His serene face did not change. He turned to his aunt with a smile that was often on his lips now:

"At last," he said softly; "at last my darling may come to me—at last I may tell her all. Thank God for this hour of release. Aunt Helena, send for Edith at once."

By the night train, a few hours later, Inez Catheron went up to London. As Madame Mirebeau's young women assembled next morning, she was there before them, waiting to see Miss Stuart.

Edith came—a foreknowledge of the truth in her mind. The interview was brief. She left at once in company with Miss Catheron, and Madame Mirebeau's establishment was to know her no more.

As the short, autumnal day closed in, they were in Cheshire.

It was the evening of the second of October—the anniversary of the bridal eve. And thus at last the bride was coming home. She looked out with eyes that saw nothing of the familiar landscape as it flitted by—the places she had never thought to see more. She was going to Catheron Royals, to the man she had married a year ago. A year ago! what a strange, terrible year it had been—like a bad dream. She shuddered as she recalled it. All was to be told at last, and death was to set all things even. The bride was returning to the bridegroom like this.

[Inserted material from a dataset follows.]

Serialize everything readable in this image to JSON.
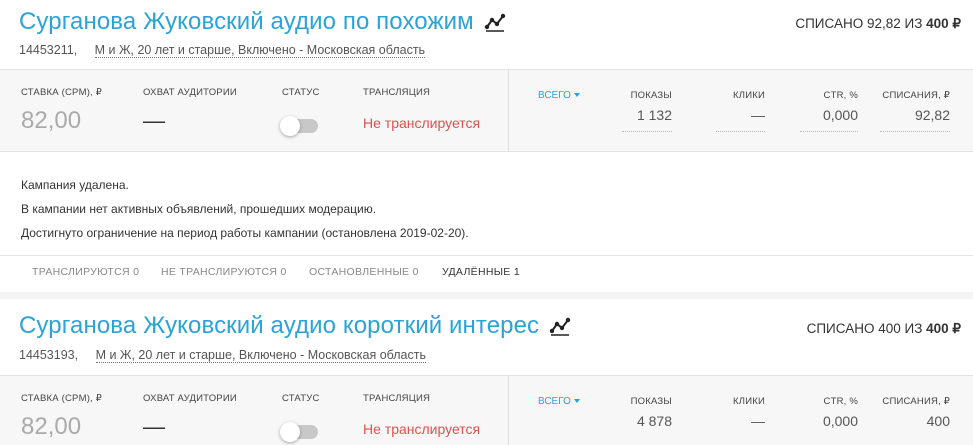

All the way from the station to the great house she never spoke a word. Her heart beat with a dull, heavy pain—pity for him—dread of what she was to hear. It was quite dark when they rolled through the lofty gates, up the broad, tree-shaded drive, to the grand portico entrance of the house.

"He is very low this evening, miss," Jamison whispered as he admitted them; "feverish and longing for her ladyship's coming. He begs that as soon as my lady is rested and has had some refreshment she will come to him at once."